Polyphonia (Christopher Wheeldon/ Gyorgy Ligeti) ; Sweet violets (Scarlett / Sergei Rachmaninov) ; Carbon Life (Wayne McGregor/ Mark Ronson, Andrew Wyatt) – Royal Opera House – Représentation du 23 avril
De toute évidence, le spectacle est organisé pour finir en climax. Une sono assourdissante, des musiciens en vogue (le DJ qui a produit Amy Winehouse, etc.), quatre chanteurs – dont un rappeur et l’inusable Boy George –, des lumières chiadées, des costumes design avec accessoires en plastoc noir et jupettes en forme de parapluie. Et puis de la danse. Il est de bon ton – c’est ce que fait Luke Jennings dans le programme du spectacle – de faire de Wayne McGregor un novateur poussant le langage chorégraphique vers de nouveaux horizons, à l’instar de William Forsythe radicalisant Balanchine il y a 20 ans. Il n’est pas sûr, cependant, qu’on puisse acquiescer sans débat. C’est pousser un peu vite dans la tombe le chorégraphe basé à Francfort, dont les dernières créations – notamment Sider, présenté à Chaillot l’hiver dernier – débordent de malicieuse inventivité. Et puis, qu’apporte-t-il de si précieux ? Une chorégraphie atmosphérique ? Un mouvement hystérisé ? Le sexy dans la danse ? Pourquoi pas, mais à quoi bon tout cela ? Chaque nouveau spectacle de McGregor que je vois me fait penser à une mode : irrésistible autant qu’éphémère. Cette année, en tout cas, je passe mon tour : le mouvement, comme écrasé par la rythmique rock, est plus saccadé qu’à l’habitude ; on manque de respiration, sauf – sans surprise – pendant une petite minute de silence dansée par Edward Watson et Olivia Cowley. Voilà donc la grande innovation McGregor 2012 : une danse aplatie par le son, comme il est des plantes écrasées de soleil.
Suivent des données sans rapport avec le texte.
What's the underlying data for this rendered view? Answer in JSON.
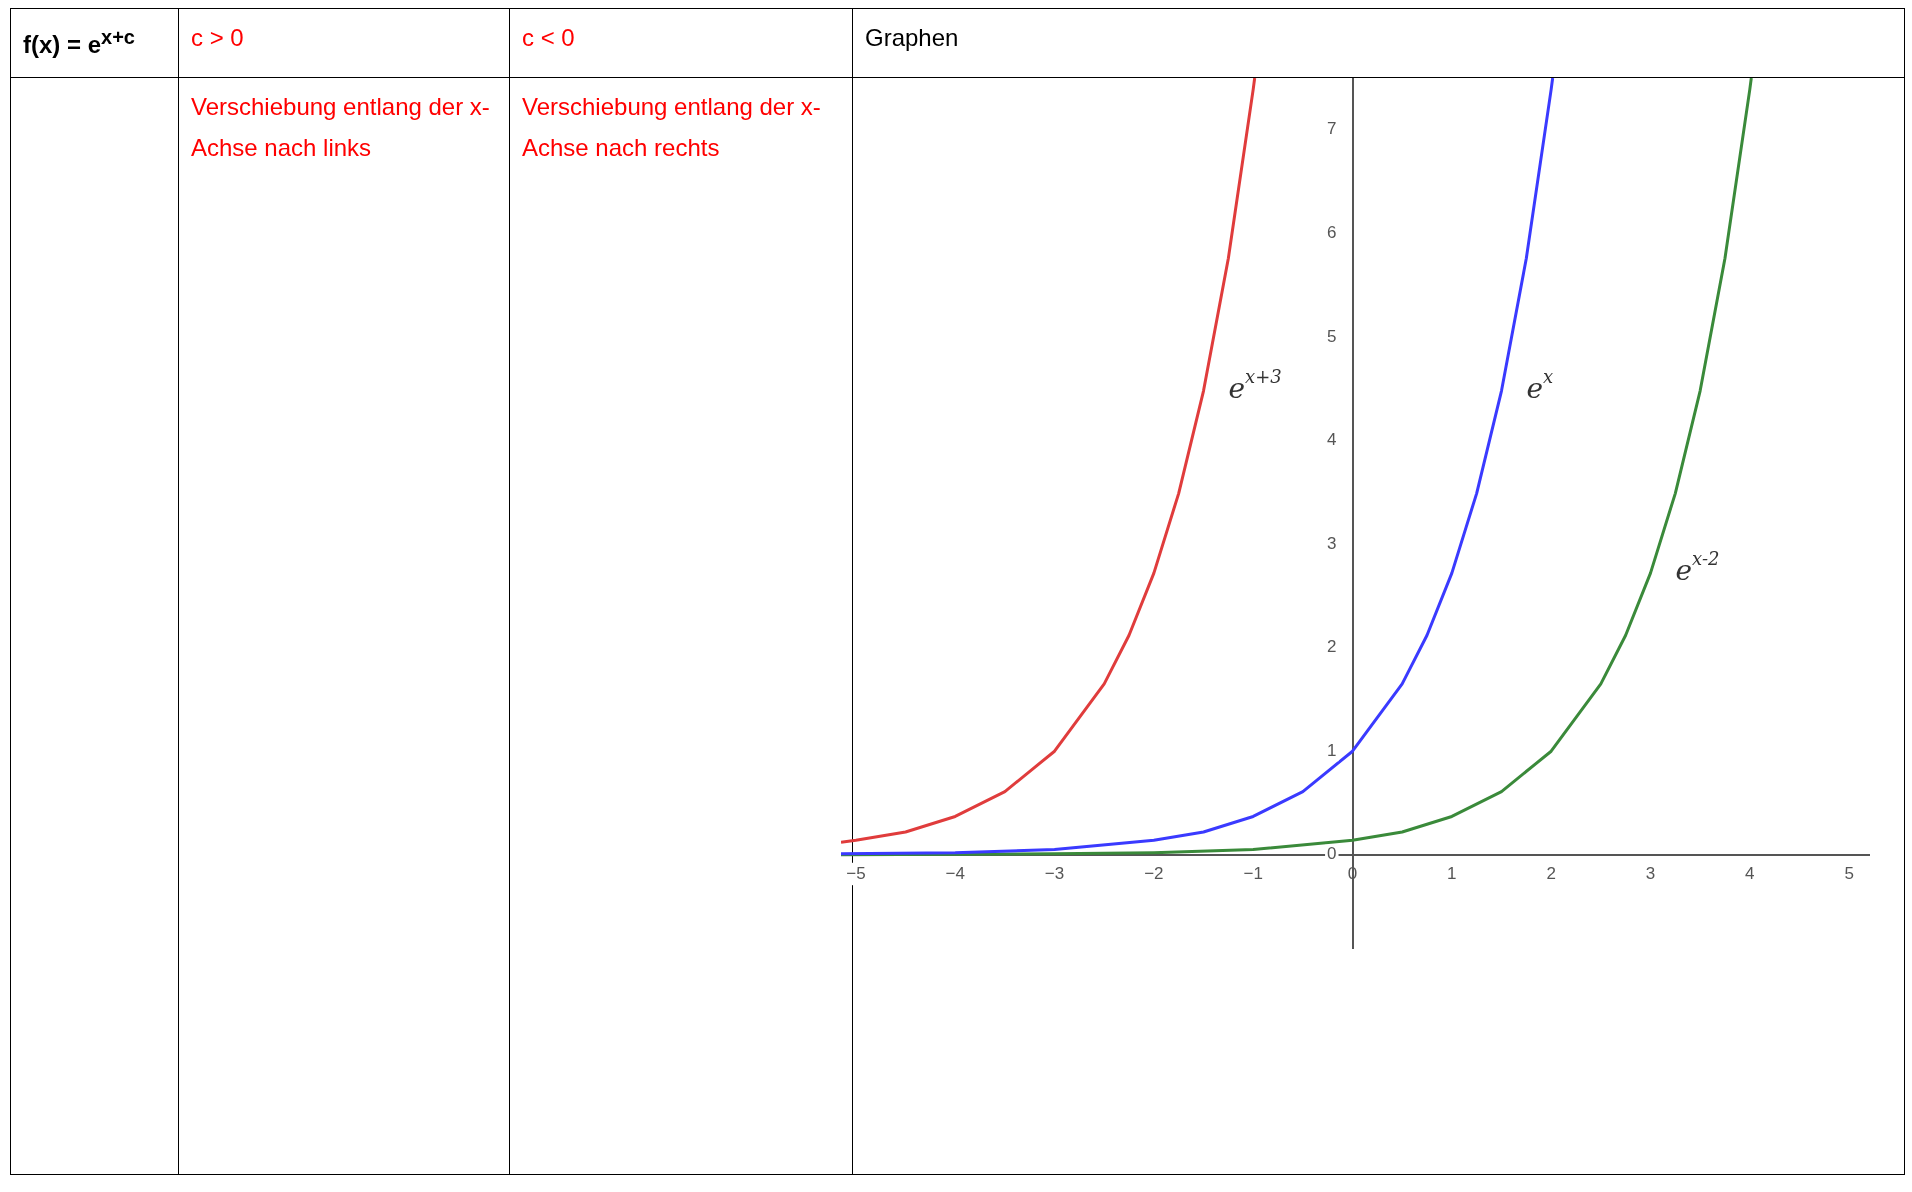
{
  "chart_data": {
    "type": "line",
    "title": "Graphen",
    "annotations": [
      "f(x) = e$^{x+c}$",
      "c > 0",
      "c < 0",
      "Verschiebung entlang der x-Achse nach  links",
      "Verschiebung entlang der x-Achse nach rechts"
    ],
    "series": [
      {
        "name": "e$^{x+3}$",
        "color": "#e03c3c",
        "x": [
          -5.15,
          -5,
          -4.5,
          -4,
          -3.5,
          -3,
          -2.5,
          -2.25,
          -2,
          -1.75,
          -1.5,
          -1.25,
          -1,
          -0.985
        ],
        "values": [
          0.12,
          0.14,
          0.22,
          0.37,
          0.61,
          1,
          1.65,
          2.12,
          2.72,
          3.49,
          4.48,
          5.76,
          7.39,
          7.5
        ]
      },
      {
        "name": "e$^{x}$",
        "color": "#3a3aff",
        "x": [
          -5.15,
          -4,
          -3,
          -2,
          -1.5,
          -1,
          -0.5,
          0,
          0.5,
          0.75,
          1,
          1.25,
          1.5,
          1.75,
          2,
          2.015
        ],
        "values": [
          0.01,
          0.02,
          0.05,
          0.14,
          0.22,
          0.37,
          0.61,
          1,
          1.65,
          2.12,
          2.72,
          3.49,
          4.48,
          5.76,
          7.39,
          7.5
        ]
      },
      {
        "name": "e$^{x-2}$",
        "color": "#3a8a3a",
        "x": [
          -5.15,
          -3,
          -2,
          -1,
          0,
          0.5,
          1,
          1.5,
          2,
          2.5,
          2.75,
          3,
          3.25,
          3.5,
          3.75,
          4,
          4.015
        ],
        "values": [
          0,
          0.01,
          0.02,
          0.05,
          0.14,
          0.22,
          0.37,
          0.61,
          1,
          1.65,
          2.12,
          2.72,
          3.49,
          4.48,
          5.76,
          7.39,
          7.5
        ]
      }
    ],
    "xlim": [
      -5.15,
      5.2
    ],
    "ylim": [
      -0.9,
      7.5
    ],
    "xticks": [
      {
        "value": -5,
        "label": "−5"
      },
      {
        "value": -4,
        "label": "−4"
      },
      {
        "value": -3,
        "label": "−3"
      },
      {
        "value": -2,
        "label": "−2"
      },
      {
        "value": -1,
        "label": "−1"
      },
      0,
      1,
      2,
      3,
      4,
      5
    ],
    "yticks": [
      0,
      1,
      2,
      3,
      4,
      5,
      6,
      7
    ],
    "grid": false,
    "legend": false,
    "marker": "none",
    "line_style": "solid"
  }
}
Sweet Violets, de Liam Scarlett, prend sa source dans un fait divers, le meurtre non élucidé d’une prostituée à Camden en 1907. Près de 20 ans après Jack l’Eventreur, l’histoire défraya la chronique. La fascination pour le crime trouve son écho dans les œuvres du peintre Walter Sickert (1860-1942), qui s’y intéressa de si près qu’on crut pouvoir l’y mêler. Faisant fond sur une autre légende associée, qui voudrait que la reine Victoria ait fait interner la maîtresse de son petit fils le prince Eddy, et assassiner une amie qui avait le tort d’en savoir trop, Liam Scarlett construit un ballet narratif assez touffu, sur le trio élégiaque de Rachmaninov. Le ballet débute par la très réussie scène du meurtre (dansée par Meaghan Grace Hinkis et Thomas Whitehead, inquiétant meurtrier). Nous sommes ensuite chez le peintre (Bennet Gartside), chez qui vient musarder Eddy (Ricardo Cervera). Ce dernier papote avec Mary-Jane Kelly, l’employée de Sickert (Laura Morera) et surtout, badine avec Annie (Leanne Cope), l’amie du prince que la police embarque et envoie chez les fous. Marianela Nuñez (Mary le modèle) pose nue pour le peintre. On tremble pour elle quand, au pas de deux sensuel qu’elle danse avec Sickert, se joint un deuxième larron, ami du peintre, que nous reconnaissons pour l’assassin du début. Après, cela se complique : nous voilà au music-hall (autre centre d’intérêt de Sickert), Mary-Jane a mal tourné, et Jack l’Eventreur (glaçant Alexander Campbell) traîne dans les coins sombres. L’histoire navigue entre réalité et fantasme et Liam Scarlett montre pour une troisième fois sa science du pas de deux sexuel. Nous sommes incontestablement dans la lignée du MacMillan de Mayerling, tant pour la virtuosité chorégraphique que pour la sursaturation narrative.
Le plat de résistance était roboratif, mais le meilleur aura été l’entrée. Polyphonia a été créé pour le New York City Ballet en 2001, sur des musiques de Ligeti. Quatre couples sur scène, un piano dans la fosse. La chorégraphie séduit par sa profonde musicalité et son absence d’esbroufe. Sarah Lamb danse avec Johannes Stepanek : n’importe quel tarabiscotage passe, car le mouvement épouse chaque respiration musicale. Ludovic Ondiviela valse avec Yuhui Choe. Dawid Trzensimiech et Itziar Mendizabal dansent Allegro con spirito. On découvre dans l’adagio Yasmine Naghdi et James Hay, et on a tout de suite envie de les revoir souvent. On entend le vent qui souffle dans la grande plaine hongroise.